Gradually the individuals separate themselves from the mass. Perhaps one of his most telling encounters—with a female student of economics, and a young man who wanted to practise his English—took place on a train. Here he performs the traveller's task of reflecting back the people he encounters to themselves: here are the impossible questions, the impossible demands. ‘I don't think I'm beautiful … am I?’ The girl's aspirations tumble out of her, savagely contradictory: ‘I hope I will use my life to serve the people and my motherland … I want to be a millionairess.’ Her face, with its minimal features, could have been sketched by an artist to portray anyone, the average Chinese. Meanwhile the young man interrupts them: ‘Excuse me, Sir, how much do the peasants get to eat in England?
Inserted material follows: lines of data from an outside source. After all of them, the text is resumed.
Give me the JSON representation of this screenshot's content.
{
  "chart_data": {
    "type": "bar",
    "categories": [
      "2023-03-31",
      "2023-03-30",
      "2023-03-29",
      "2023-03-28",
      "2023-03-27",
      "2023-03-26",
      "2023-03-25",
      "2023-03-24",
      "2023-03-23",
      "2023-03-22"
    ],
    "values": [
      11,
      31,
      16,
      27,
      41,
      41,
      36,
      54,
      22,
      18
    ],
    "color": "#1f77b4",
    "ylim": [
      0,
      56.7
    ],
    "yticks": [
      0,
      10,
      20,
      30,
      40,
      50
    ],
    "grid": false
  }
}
Excuse me, Sir, is England a gentleman's country?’

Instead of the ‘worker ants’ of his imagination, and the iron rice bowl society of the recent past, Colin Thubron finds a desolate workless population, seduced by consumerism, apolitical, believing nothing, trusting no one; but with the same veneration for office, the same ancient smugness of great men; in no way egalitarian, ‘emerging from the nightmare idealism of Mao into a more pragmatic and disillusioned world.’ He cannot find the spirits and demons of old China, but he is assured that they survive, staunch reactionaries, in remote villages. The present is as strange as any of the antics of those strangling gods who once lay in wait for travellers, and this is a book of immense interest, beautifully written, Colin Thubron, finely accumulating detail, tolerating and absorbing tensions and contradictions, makes sense of reality for his readers in a way that often only poets can. We remember the grove outside Qufu with the tomb of Confucius—an incense burner without, and cigarette butts within.